PIAC Coordinator, Isaac Dwamena,

Accra, Ghana//-Members of Ghana’s Public Interest and Accountability Committee (PIAC), the statutory body with oversight responsibility over the prudent management and use of petroleum revenues, are worried that the 2025 Petroleum Revenue Management (Amendment) Act, 2025 (Act 1138), is crippling their work.

According to them, these unilateral amendments, if not checked, could jeopardise the growth and development of the country’s burgeoning oil and gas industry.

Leading the charge on a virtual media engagement, the PIAC Coordinator, Isaac Dwamena, said: “If things continue the same way as PIAC has experienced this year, the future is bleak for PIAC”.

He added that PIAC is required by Legislative Instrument 2381 to conduct at least two public engagements on its mandate every year. This year, the Committee has conducted only one, and even that was funded by Go Governance Africa, an NGO.

“That public engagement was held in the Ashanti Region somewhere in May or June 2025, thereabout. PIAC has failed to conduct the second one primarily because of funding. So, if things continue this way, PIAC which is required to monitor other institutions to comply with the revenue management rules, will be breaching the Act by itself”, Mr Dwamena who is trained lawyer told the journalists.

The future is not very bright for PIAC. So, something must to be done, he stated.

More implications of the amendments

The Coordinator also revealed PIAC had been off the Annual Budget Funding Amount (ABFA) funding and put in the consolidated fund.

This implied that the government returned PIAC to pre-2015 era, where it used to draw its funding from the consolidated fund.
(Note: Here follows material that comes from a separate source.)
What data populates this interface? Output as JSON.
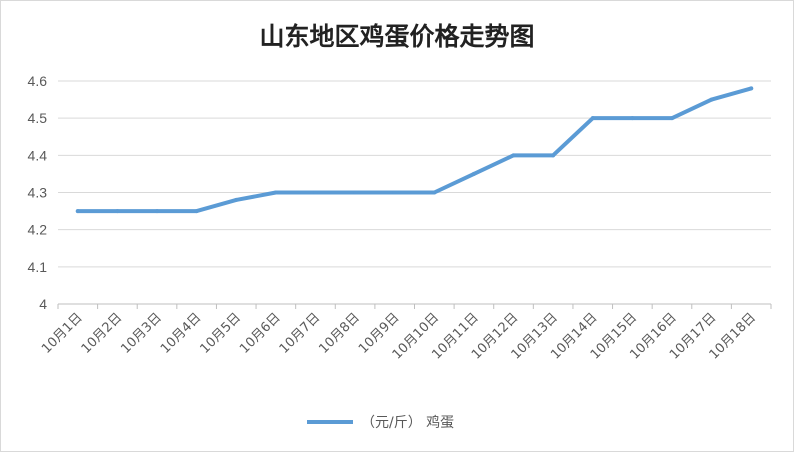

Mr Dwamena also revealed that PIAC this year received from Ministry of Finance (MoF) an average of 31.02 % of its annual budget for programmes and activities.

The 2015 Amendment resulted in a stable, predictable and guaranteed funding for PIAC’s work. From 2016 to 2024, the Committee received an average of 85.53 % of its annual budget.

However, the current amendments Mr Dwamena and his team said are not good and could be underproductive for the country’s oil and gas industry.

Contributing to the discussion, another member of PIAC, Madam Sena Dake, said the difficulties that PIAC is experiencing now puts PIAC at the point of tipping, and that is not good for the country as a whole.

“This is because PIAC becomes like the independent arm of civil society and also serves the public interest. This is the only opportunity that citizens have a way of contributing to the verification process of projects that are being undertaken in their communities”, Madam Dake emphasised.

This is where citizens and the public can even see and appreciate what the government is doing for them using the funds that they have been allocated for this purpose.

It is going to be very sadden, if strategic actions are not taking to support PIAC, because PIAC has this independent that a lot of stakeholders believe in.